Water and electrical connections were done by the City, and can be remedied by the City (which owns the land and the containers).

Closing down the Care Centre with its 100 or so children in the middle of winter, is beyond madness.

Registering an ECD centre is a terribly complex affair. It’s time-consuming, frustrating and expensive – particularly insofar as achieving compliance with municipal by-laws (zoning certificates, approved building plans, etc, etc.)

But without registration, centres have no access to the state subsidy for ECD programmes (R17/child/day).

This Catch-22 is far less of an issue in Fish Hoek, for example (where most ECD centres are also not registered) than it is in Masiphumelele or Ocean View (where most parents cannot afford fees beyond a nominal R200 to R500 per month, as opposed to fees of several thousand which obviate the need for a subsidy).

The City of Cape Town should be assisting ECD centres to achieve compliance.

As far as I am aware, the City is in fact assisting two pre-school centres in Masi and one in Ocean View – but these are already well-established centres.

Neither Department of Social Development nor the Department of Education (which took over ECD in April last year) are in the business of closing down ECD centres.

What justifiable reason does the City (that cares) have for doggedly insisting on closing this particular centre down?

Surely it would be better for all to invest its time and energy in supporting the Care Centre to meet its norms and standards for safety?

Globally, it is recognised that investing in ECD can yield high returns – higher than interventions for any other age groups (consider mainstream schooling, or NSFAS at the other end of the education spectrum).

The release of the PIRLS 2021 reading survey last month showed that 81% of South Africa’s Grade 4’s cannot read in any language (a worsening from 78% in 2016). Yes, if you are one of the few that can read for comprehension, you read that figure correctly.

Of 43 countries participating in the survey, South Africa came last. And of 33 countries tracking losses from 2016 to 2021, South Africa had the biggest decline, setting us back a decade. And still we close down centres of learning?

The average Brazilian Grade 4 child is 3 years ahead of the average South African Grade 4 child, despite Brazil and SA having roughly similar GDP per capita.

When I last looked, Ocean View had a higher school drop-out rate than the national average.

Dropping out of school yields a higher likelihood of dropping into child-pregnancy, drugs, unemployment, crime. These all contribute to the ever-increasing demand for social grants (with a commensurate decrease in available budgets for, say, building schools). They also contribute to the ever-increasing case-loads of social workers that cost the state far more than the “prevention and early intervention” of a R17/day subsidy.

When a care centre in Ocean View is shut down and 100 young lives are affected, there is a ripple effect that reaches us all over time. Let’s get the Care Centre back on track. What can you do to assist?

• The City of Cape Town responds: The City is currently developing a plan of action to assist and facilitate ECDs to become compliant and to enable them as organisations to become registered with the Western Cape Government.

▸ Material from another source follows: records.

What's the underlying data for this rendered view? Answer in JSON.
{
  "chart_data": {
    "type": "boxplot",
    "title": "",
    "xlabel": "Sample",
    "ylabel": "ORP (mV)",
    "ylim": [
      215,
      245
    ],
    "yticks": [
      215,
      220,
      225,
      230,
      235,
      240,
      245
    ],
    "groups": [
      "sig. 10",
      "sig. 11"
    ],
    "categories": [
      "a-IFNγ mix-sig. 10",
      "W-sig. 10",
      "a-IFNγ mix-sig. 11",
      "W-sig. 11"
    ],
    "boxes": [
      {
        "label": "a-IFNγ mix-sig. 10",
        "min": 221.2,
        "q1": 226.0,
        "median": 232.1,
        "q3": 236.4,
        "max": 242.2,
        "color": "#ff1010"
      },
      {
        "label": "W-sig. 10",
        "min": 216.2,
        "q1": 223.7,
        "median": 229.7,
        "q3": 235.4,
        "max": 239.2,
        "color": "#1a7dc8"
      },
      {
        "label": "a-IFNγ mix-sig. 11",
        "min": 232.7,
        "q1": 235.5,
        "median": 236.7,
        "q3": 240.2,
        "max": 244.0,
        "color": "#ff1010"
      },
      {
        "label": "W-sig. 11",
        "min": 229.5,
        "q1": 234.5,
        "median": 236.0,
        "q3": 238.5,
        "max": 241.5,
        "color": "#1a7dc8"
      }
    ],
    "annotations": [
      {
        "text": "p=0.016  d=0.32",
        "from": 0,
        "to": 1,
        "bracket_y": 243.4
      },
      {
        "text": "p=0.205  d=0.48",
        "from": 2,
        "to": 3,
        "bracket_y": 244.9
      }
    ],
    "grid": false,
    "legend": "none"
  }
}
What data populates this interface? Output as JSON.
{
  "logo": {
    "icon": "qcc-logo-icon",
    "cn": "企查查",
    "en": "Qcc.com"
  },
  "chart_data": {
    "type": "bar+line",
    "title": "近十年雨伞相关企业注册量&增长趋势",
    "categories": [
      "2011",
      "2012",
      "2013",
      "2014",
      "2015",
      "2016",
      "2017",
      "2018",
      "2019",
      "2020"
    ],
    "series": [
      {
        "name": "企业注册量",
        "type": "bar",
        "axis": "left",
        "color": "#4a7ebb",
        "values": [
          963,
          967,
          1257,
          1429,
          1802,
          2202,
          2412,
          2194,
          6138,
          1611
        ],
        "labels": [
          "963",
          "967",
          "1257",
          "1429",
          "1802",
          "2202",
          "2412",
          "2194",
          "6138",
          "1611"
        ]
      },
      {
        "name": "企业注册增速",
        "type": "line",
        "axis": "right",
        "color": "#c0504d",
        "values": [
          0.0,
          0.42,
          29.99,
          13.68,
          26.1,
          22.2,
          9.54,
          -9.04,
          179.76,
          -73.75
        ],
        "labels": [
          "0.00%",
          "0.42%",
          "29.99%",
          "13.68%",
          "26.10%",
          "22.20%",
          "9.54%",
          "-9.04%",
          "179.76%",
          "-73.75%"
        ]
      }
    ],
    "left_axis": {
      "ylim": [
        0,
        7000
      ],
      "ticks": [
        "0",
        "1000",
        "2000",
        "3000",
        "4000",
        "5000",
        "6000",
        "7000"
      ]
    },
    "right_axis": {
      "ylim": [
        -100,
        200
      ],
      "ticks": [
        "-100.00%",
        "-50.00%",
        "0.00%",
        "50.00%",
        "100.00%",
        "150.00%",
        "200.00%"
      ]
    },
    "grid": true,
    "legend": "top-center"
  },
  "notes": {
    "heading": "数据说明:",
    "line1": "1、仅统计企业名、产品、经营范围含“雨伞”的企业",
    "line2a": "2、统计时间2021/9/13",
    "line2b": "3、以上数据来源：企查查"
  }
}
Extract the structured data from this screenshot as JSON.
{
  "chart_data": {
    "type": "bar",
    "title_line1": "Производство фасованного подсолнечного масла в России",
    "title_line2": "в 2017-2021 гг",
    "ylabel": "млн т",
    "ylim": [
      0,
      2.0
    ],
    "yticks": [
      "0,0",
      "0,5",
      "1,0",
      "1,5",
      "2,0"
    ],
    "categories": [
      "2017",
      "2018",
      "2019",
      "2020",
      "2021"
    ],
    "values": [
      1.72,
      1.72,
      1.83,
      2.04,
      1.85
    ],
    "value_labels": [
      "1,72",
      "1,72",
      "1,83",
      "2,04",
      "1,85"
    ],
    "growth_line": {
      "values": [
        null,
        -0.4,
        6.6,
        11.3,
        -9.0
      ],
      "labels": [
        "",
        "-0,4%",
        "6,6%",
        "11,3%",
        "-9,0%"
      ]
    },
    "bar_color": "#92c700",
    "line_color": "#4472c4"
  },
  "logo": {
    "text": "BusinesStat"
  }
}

The Children’s Haven was originally developed as an outcome of the World Design Capital initiative and has been in operation since 2015.

It emerged recently that there were various issues which required resolution in relation to the safety of the teachers, care-givers and the children within the facility and a notice was served by the City of Cape Town on 5 June 2023.

Since then, a series of inter-departmental meetings have been held by the City of Cape Town in order to find a way to facilitate and support the resolution of these safety issues.

The City has planned a meeting with the owner of the facility for this week in order to discuss the matter and agree on the way forward.